Assumptions and deviations

  • Cohort-stratified BSV not encoded. Table 2 reports separate BSV CV(%) on V1 (23.8% oncology vs 26.0% nononcology) and Q (29.4% oncology vs 59.8% nononcology). nlmixr2’s eta variance is a population-level scalar and cannot be stratified by a covariate without splitting the model file. This implementation uses single eta variances calibrated to the larger oncology cohort (n = 423); the nononcology BSV ribbon is therefore tighter than the paper’s fitted variability around Q. Stochastic VPCs in the nononcology arm may consequently appear narrower than the paper’s Figure 2.
  • Off-diagonal omega not encoded. The paper extended the variance- covariance matrix to a “full” form (delta-OFV = -25.3) but the publication only reports per-parameter BSV CV(%). The off-diagonal correlations are not numerically reproducible from the published values and the omega here is diagonal. The upstream Llanos-Paez 2017 model reported a CL <-> V1 correlation of 93.6%, which is not carried over here because the 2022 covariance structure is broader (CL, V1_oncology, V1_nononcology, Q_oncology, Q_nononcology, V2 all correlated) and the specific entries are not published.
  • Between-occasion variability (BOV) not encoded.
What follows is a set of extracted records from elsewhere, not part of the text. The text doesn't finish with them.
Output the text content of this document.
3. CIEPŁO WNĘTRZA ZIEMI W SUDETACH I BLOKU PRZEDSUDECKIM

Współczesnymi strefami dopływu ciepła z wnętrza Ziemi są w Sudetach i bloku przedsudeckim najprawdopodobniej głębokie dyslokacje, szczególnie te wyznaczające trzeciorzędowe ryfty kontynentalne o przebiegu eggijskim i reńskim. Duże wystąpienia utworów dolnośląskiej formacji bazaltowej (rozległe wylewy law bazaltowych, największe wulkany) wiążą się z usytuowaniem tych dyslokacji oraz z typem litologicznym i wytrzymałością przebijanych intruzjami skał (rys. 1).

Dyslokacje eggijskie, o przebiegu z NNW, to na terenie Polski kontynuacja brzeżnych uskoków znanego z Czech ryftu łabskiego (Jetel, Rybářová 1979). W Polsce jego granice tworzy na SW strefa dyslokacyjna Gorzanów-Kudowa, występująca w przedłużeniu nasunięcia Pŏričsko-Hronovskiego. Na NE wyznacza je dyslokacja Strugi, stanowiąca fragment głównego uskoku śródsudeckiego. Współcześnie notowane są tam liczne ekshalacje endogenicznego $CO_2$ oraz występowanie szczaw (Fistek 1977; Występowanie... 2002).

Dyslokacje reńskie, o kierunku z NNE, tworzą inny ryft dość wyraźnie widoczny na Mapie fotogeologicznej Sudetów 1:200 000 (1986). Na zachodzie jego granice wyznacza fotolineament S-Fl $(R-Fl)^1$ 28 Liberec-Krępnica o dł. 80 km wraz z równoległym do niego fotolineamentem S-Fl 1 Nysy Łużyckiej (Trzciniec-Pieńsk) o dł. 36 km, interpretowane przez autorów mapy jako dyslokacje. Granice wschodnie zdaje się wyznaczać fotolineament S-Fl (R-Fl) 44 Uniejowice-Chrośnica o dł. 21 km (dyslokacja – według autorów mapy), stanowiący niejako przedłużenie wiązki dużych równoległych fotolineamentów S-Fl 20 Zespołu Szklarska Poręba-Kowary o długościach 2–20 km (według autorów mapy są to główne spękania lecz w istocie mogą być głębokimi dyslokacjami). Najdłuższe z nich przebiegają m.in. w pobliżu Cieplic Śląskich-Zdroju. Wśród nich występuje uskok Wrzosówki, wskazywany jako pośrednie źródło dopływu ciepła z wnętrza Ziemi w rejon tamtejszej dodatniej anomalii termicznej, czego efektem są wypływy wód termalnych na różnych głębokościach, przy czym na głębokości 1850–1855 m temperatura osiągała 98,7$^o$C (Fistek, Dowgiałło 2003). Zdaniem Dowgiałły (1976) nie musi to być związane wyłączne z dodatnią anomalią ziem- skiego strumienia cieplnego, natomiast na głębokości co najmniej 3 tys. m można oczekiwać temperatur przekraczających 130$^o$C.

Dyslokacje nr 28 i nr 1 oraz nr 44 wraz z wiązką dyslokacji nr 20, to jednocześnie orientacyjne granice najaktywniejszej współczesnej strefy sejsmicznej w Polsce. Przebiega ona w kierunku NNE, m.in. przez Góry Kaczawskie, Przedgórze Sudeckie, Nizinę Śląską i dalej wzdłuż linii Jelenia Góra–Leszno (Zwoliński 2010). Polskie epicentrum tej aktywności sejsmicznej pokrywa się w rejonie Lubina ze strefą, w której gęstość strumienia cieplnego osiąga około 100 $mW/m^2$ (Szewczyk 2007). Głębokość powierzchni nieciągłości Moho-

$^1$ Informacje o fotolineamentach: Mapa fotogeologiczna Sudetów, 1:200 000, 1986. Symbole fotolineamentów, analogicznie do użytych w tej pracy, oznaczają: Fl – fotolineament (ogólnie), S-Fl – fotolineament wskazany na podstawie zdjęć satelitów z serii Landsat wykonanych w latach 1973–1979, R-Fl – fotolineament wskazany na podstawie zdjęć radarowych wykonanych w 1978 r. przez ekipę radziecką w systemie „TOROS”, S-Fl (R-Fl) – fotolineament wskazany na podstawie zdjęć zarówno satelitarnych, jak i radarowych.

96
Table 2 reports BOV CV(%) of 20.7 on CL. nlmixr2 model files are static templates and do not natively express occasion-stratified random effects; re-fitters can extend the model with an OCC covariate.
  • Ceriotti SCR reference simplified. The paper used Ceriotti 2008 age- and sex-banded physiological mean creatinine values to populate SCR_mean (canonical CREAT_REF) for both the renal- function ratio and the LLOQ replacement step. This vignette uses an approximate piecewise age-band lookup (ceriotti_scr_ref) for the virtual cohort; it is sufficient for the typical-value validation but a production simulation should populate CREAT_REF from the Ceriotti table directly using each subject’s age and sex.
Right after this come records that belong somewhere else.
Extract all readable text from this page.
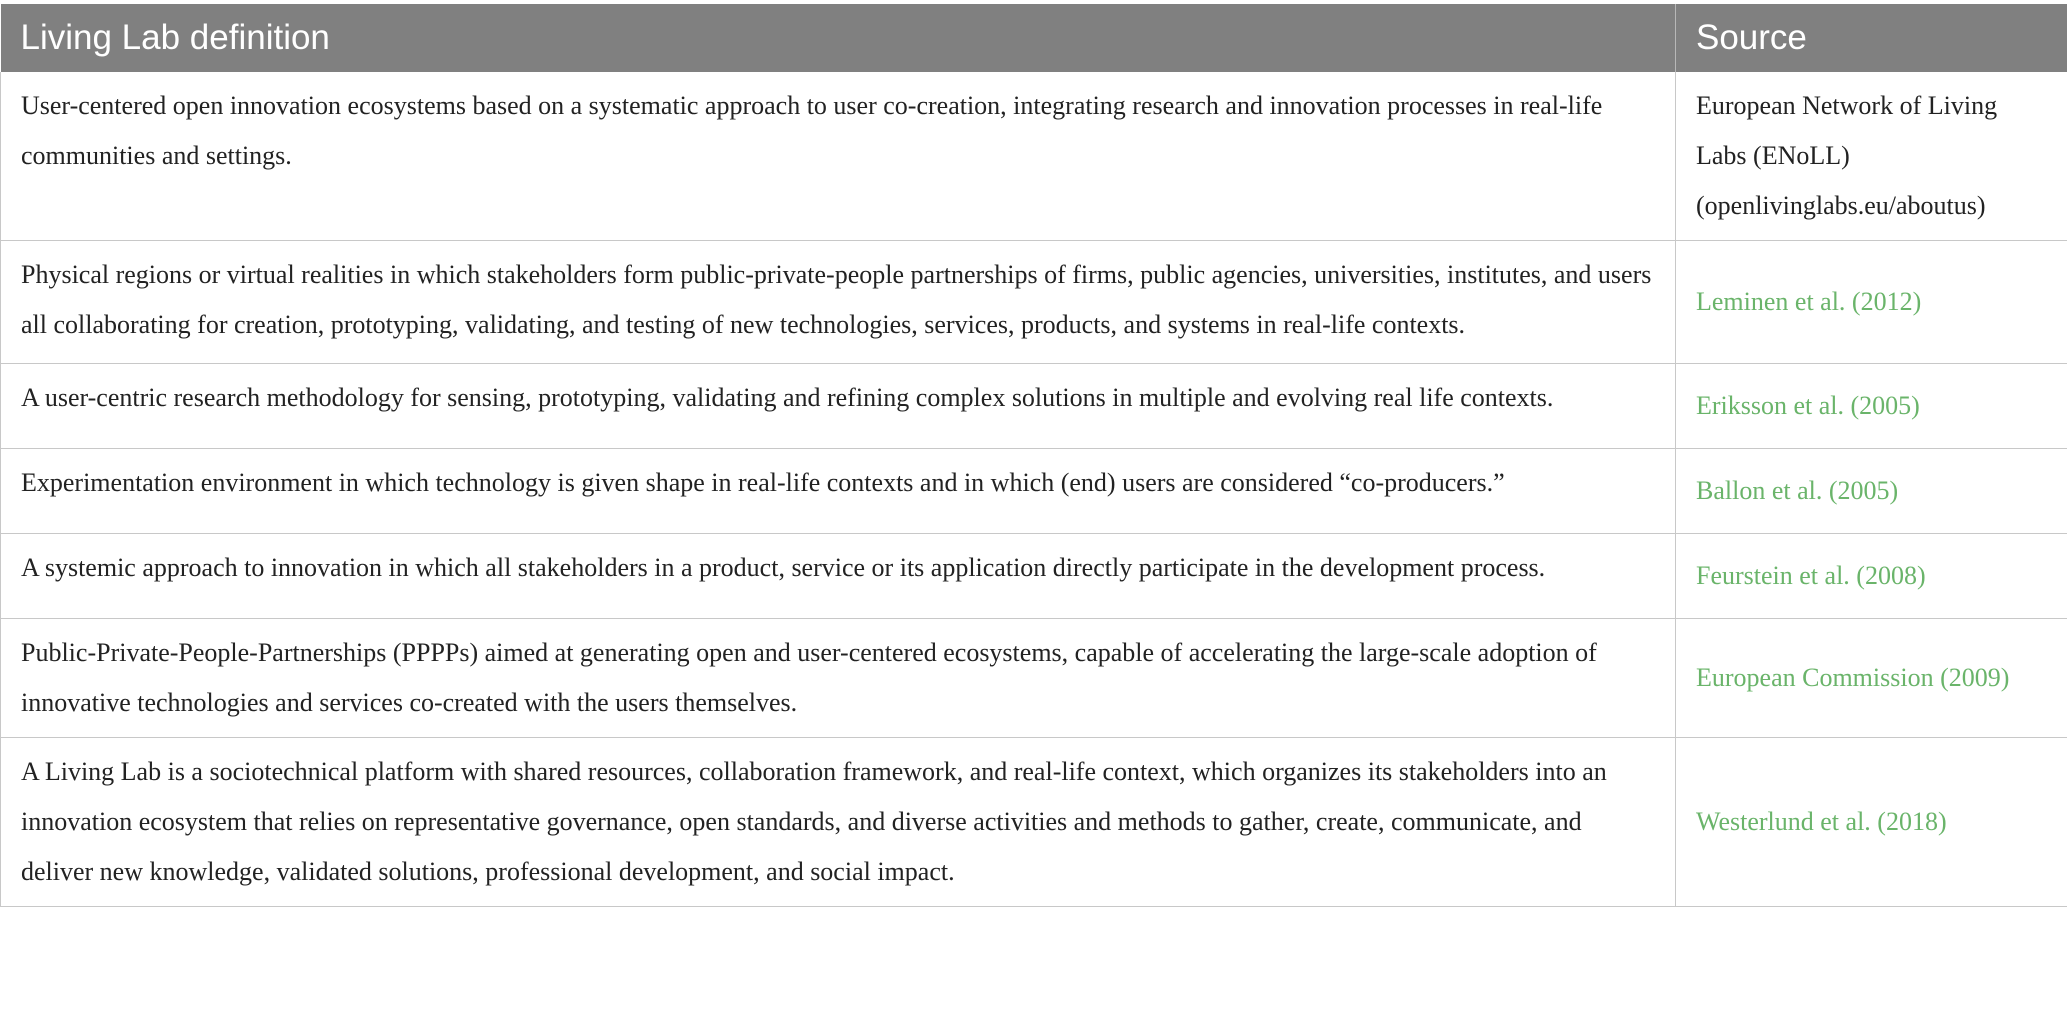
Living Lab definition	Source
User-centered open innovation ecosystems based on a systematic approach to user co-creation, integrating research and innovation processes in real-life communities and settings.	European Network of Living Labs (ENoLL) (openlivinglabs.eu/aboutus)
Physical regions or virtual realities in which stakeholders form public-private-people partnerships of firms, public agencies, universities, institutes, and users all collaborating for creation, prototyping, validating, and testing of new technologies, services, products, and systems in real-life contexts.	Leminen et al. (2012)
A user-centric research methodology for sensing, prototyping, validating and refining complex solutions in multiple and evolving real life contexts.	Eriksson et al. (2005)
Experimentation environment in which technology is given shape in real-life contexts and in which (end) users are considered “co-producers.”	Ballon et al. (2005)
A systemic approach to innovation in which all stakeholders in a product, service or its application directly participate in the development process.	Feurstein et al. (2008)
Public-Private-People-Partnerships (PPPPs) aimed at generating open and user-centered ecosystems, capable of accelerating the large-scale adoption of innovative technologies and services co-created with the users themselves.	European Commission (2009)
A Living Lab is a sociotechnical platform with shared resources, collaboration framework, and real-life context, which organizes its stakeholders into an innovation ecosystem that relies on representative governance, open standards, and diverse activities and methods to gather, create, communicate, and deliver new knowledge, validated solutions, professional development, and social impact.	Westerlund et al. (2018)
  • Sex distribution not modeled. The paper does not stratify CL or any other parameter by sex; SEXF is therefore omitted from the covariate list. The simulated cohort assumes the Table 1 sex balance (54% male) but the model is sex-agnostic.
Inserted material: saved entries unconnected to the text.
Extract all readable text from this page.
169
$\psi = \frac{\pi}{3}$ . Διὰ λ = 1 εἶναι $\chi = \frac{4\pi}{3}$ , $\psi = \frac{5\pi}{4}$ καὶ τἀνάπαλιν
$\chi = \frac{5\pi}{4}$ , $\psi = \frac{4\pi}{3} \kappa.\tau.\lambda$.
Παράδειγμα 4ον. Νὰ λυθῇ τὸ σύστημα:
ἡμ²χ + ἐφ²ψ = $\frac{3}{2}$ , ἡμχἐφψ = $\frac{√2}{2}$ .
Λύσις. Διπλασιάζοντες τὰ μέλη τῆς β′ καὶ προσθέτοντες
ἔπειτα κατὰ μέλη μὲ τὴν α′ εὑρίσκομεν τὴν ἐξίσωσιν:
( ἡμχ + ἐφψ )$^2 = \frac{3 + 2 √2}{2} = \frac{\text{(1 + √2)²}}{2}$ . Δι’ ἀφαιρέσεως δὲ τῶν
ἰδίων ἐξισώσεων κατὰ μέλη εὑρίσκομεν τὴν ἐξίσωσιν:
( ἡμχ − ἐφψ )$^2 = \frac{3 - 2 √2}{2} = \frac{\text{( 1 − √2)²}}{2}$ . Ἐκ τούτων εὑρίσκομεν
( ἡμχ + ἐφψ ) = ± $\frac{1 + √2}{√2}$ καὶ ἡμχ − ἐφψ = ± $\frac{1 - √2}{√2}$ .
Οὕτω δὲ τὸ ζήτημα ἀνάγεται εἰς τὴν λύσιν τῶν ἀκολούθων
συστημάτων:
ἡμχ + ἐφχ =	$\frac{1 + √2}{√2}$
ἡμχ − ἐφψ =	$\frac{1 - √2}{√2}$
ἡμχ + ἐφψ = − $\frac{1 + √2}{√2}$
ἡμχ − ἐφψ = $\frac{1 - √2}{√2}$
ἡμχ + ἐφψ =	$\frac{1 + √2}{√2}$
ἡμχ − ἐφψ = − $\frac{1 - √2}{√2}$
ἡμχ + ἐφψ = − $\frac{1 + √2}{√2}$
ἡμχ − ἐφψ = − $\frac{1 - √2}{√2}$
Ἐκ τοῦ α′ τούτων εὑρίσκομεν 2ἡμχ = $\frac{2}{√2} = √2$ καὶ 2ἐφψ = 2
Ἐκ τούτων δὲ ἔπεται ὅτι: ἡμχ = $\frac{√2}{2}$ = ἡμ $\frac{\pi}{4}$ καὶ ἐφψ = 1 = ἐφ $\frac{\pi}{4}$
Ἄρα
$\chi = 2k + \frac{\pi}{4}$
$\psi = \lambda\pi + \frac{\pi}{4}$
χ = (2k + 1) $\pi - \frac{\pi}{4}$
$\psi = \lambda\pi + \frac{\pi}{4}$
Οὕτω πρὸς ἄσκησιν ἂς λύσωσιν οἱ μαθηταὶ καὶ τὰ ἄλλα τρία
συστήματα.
  • Race / ethnicity not reported. The Llanos-Paez 2020 cohort is drawn from a single Australian children’s hospital and the publication does not break down race / ethnicity. No race effects are encoded.
  • Pediatric oncology indicator (DIS_CANCER_PED) is a new canonical. The covariate-columns register entry was created with this extraction; reference category is the paper-defined nononcology pediatric admission cohort. Distinct from the existing DIS_CANCER canonical, which is restricted to adult advanced/metastatic solid tumors.
  • Reference SCR covariate (CREAT_REF) is a new canonical. Added alongside this extraction with scope “specific” because the choice of normative reference (Ceriotti vs Schwartz vs locally-derived) is paper-tied. Pairs with the existing general-scope CREAT canonical via the ratio (CREAT_REF / CREAT)^0.58 on CL.